PRESS RELEASE: One Year After the Crisis of Unaccompanied Minors, Centro Presente Seeks to Pass a Local Resolution in Support of Immigrant Children and their Families.
One Year After the Crisis of Unaccompanied Minors, Centro Presente Seeks to Pass a Local Resolution in Support of Immigrant Children and their Families.
Patricia Montes, Centro Presente (617) 959 3108
Boston, MA- One year after the crisis of unaccompanied minors crossing the Mexico-U.S. border, Centro Presente seeks to pass a local resolution in Boston in support of immigrant children and their families.
The resolution would reaffirm the right of these children to an education in the Boston Public Schools, the right of these children to due process in the hearing of their cases and the responsibility of U.S. authorities to ensure that these children are not deported to a situation that is violent or that knowingly puts their lives in jeopardy.

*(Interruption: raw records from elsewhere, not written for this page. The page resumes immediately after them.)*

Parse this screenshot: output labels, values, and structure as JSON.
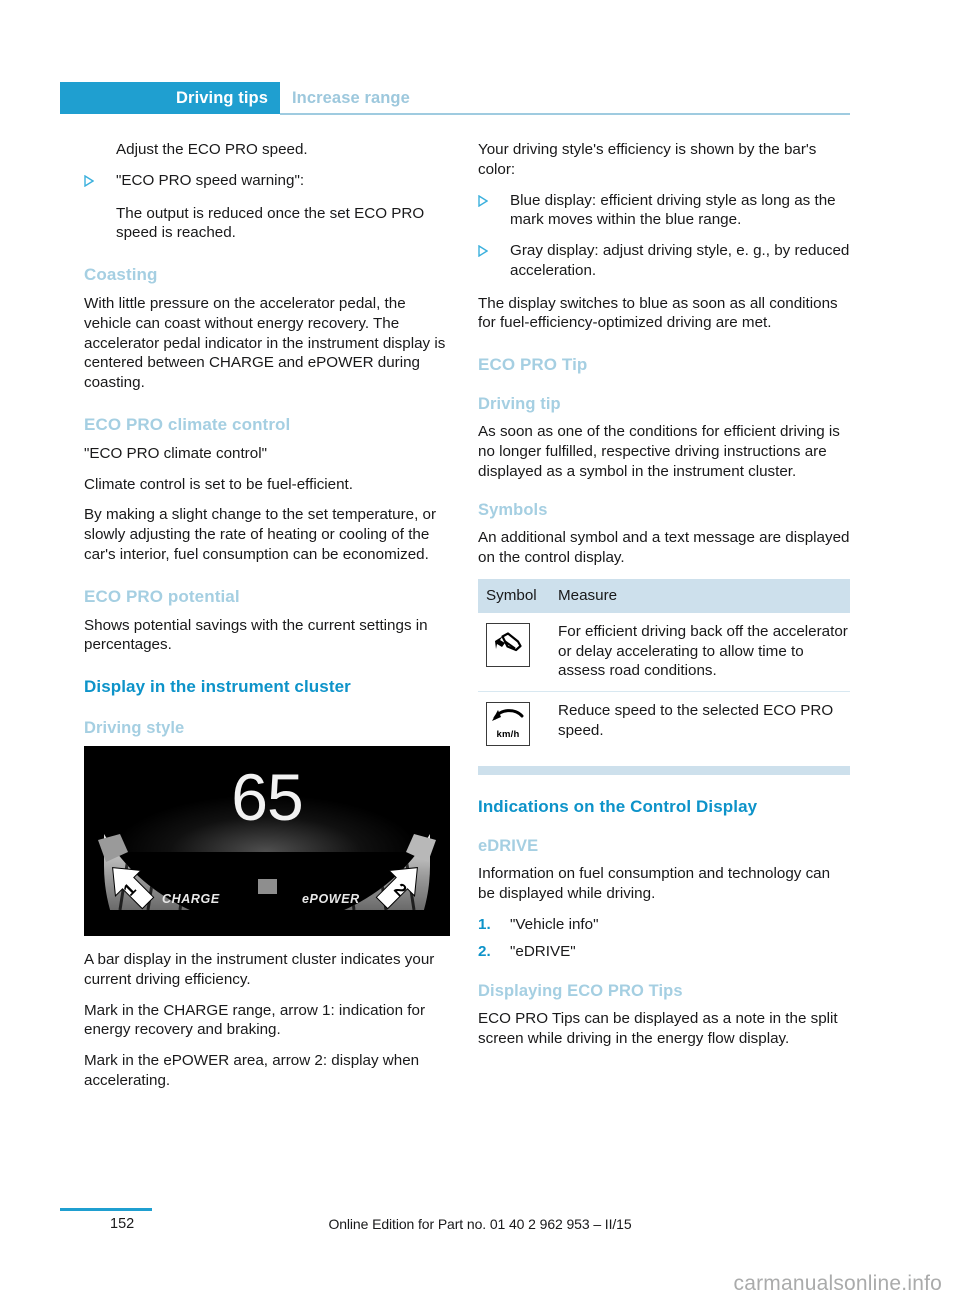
{
  "header": {
    "active_tab": "Driving tips",
    "inactive_tab": "Increase range",
    "accent_color": "#1f9fd0",
    "muted_color": "#9dc8dd"
  },
  "left_column": {
    "continuation_line": "Adjust the ECO PRO speed.",
    "bullet_1": "\"ECO PRO speed warning\":",
    "bullet_1_detail": "The output is reduced once the set ECO PRO speed is reached.",
    "heading_coasting": "Coasting",
    "coasting_body": "With little pressure on the accelerator pedal, the vehicle can coast without energy recovery. The accelerator pedal indicator in the instrument display is centered between CHARGE and ePOWER during coasting.",
    "heading_climate": "ECO PRO climate control",
    "climate_quote": "\"ECO PRO climate control\"",
    "climate_line2": "Climate control is set to be fuel-efficient.",
    "climate_body": "By making a slight change to the set temperature, or slowly adjusting the rate of heating or cooling of the car's interior, fuel consumption can be economized.",
    "heading_potential": "ECO PRO potential",
    "potential_body": "Shows potential savings with the current settings in percentages.",
    "heading_display_cluster": "Display in the instrument cluster",
    "heading_driving_style": "Driving style",
    "figure": {
      "speed_value": "65",
      "label_charge": "CHARGE",
      "label_epower": "ePOWER",
      "arrow_1": "1",
      "arrow_2": "2"
    },
    "figure_caption_1": "A bar display in the instrument cluster indicates your current driving efficiency.",
    "figure_caption_2": "Mark in the CHARGE range, arrow 1: indication for energy recovery and braking.",
    "figure_caption_3": "Mark in the ePOWER area, arrow 2: display when accelerating."
  },
  "right_column": {
    "intro": "Your driving style's efficiency is shown by the bar's color:",
    "bullet_blue": "Blue display: efficient driving style as long as the mark moves within the blue range.",
    "bullet_gray": "Gray display: adjust driving style, e. g., by reduced acceleration.",
    "after_bullets": "The display switches to blue as soon as all conditions for fuel-efficiency-optimized driving are met.",
    "heading_eco_pro_tip": "ECO PRO Tip",
    "heading_driving_tip": "Driving tip",
    "driving_tip_body": "As soon as one of the conditions for efficient driving is no longer fulfilled, respective driving instructions are displayed as a symbol in the instrument cluster.",
    "heading_symbols": "Symbols",
    "symbols_intro": "An additional symbol and a text message are displayed on the control display.",
    "table": {
      "headers": [
        "Symbol",
        "Measure"
      ],
      "header_bg": "#cde0ec",
      "rows": [
        {
          "symbol_name": "foot-off-accelerator-icon",
          "symbol_caption": "",
          "measure": "For efficient driving back off the accelerator or delay accelerating to allow time to assess road conditions."
        },
        {
          "symbol_name": "reduce-speed-kmh-icon",
          "symbol_caption": "km/h",
          "measure": "Reduce speed to the selected ECO PRO speed."
        }
      ]
    },
    "heading_indications": "Indications on the Control Display",
    "heading_edrive": "eDRIVE",
    "edrive_body": "Information on fuel consumption and technology can be displayed while driving.",
    "edrive_steps": [
      "\"Vehicle info\"",
      "\"eDRIVE\""
    ],
    "heading_displaying_tips": "Displaying ECO PRO Tips",
    "displaying_tips_body": "ECO PRO Tips can be displayed as a note in the split screen while driving in the energy flow display."
  },
  "footer": {
    "page_number": "152",
    "edition_text": "Online Edition for Part no. 01 40 2 962 953 – II/15",
    "watermark": "carmanualsonline.info"
  }
}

Centro Presente plans to coordinate with affected families and allies to schedule meetings with all members of the Boston City Council to educate them about the resolution and work with them on its language.
“Through this process we want to inform local elected officials about the situation that these children and their families face and raise awareness of the structural causes that force the migration of children and youth,” said Patricia Montes, Executive Director of Centro Presente.
According to the Migration Policy Institute between 2011 and 2014 the number of unaccompanied children apprehended entering the U.S. through Mexico increased from 15,949 to 68,551. While the number has fallen to a projected flow of about 39,000 per year at the start of 2015, this has been due to increased enforcement not to changes in the underlying factors that force their migration. Fleeing violence in their native Honduras, Guatemala, and El Salvador these children have fled not only to the U.S. but also increasingly to neighboring nations including Panama, Belize, and Costa Rica.
According to Kids in Need of Defense KIND, a leading organization that protects unaccompanied children facing the United States immigration system, over 60% of these children meet the legal characteristics to be treated as refugees.
Most kids traveled here to escape domestic abuse, gang violence, human trafficking, or extreme poverty in their home countries. Some come to the U.S. to seek asylum, some to seek better opportunities, and some simply to reunite with family members already living in the United States. Many of these children are deported without ever having spoken to an attorney.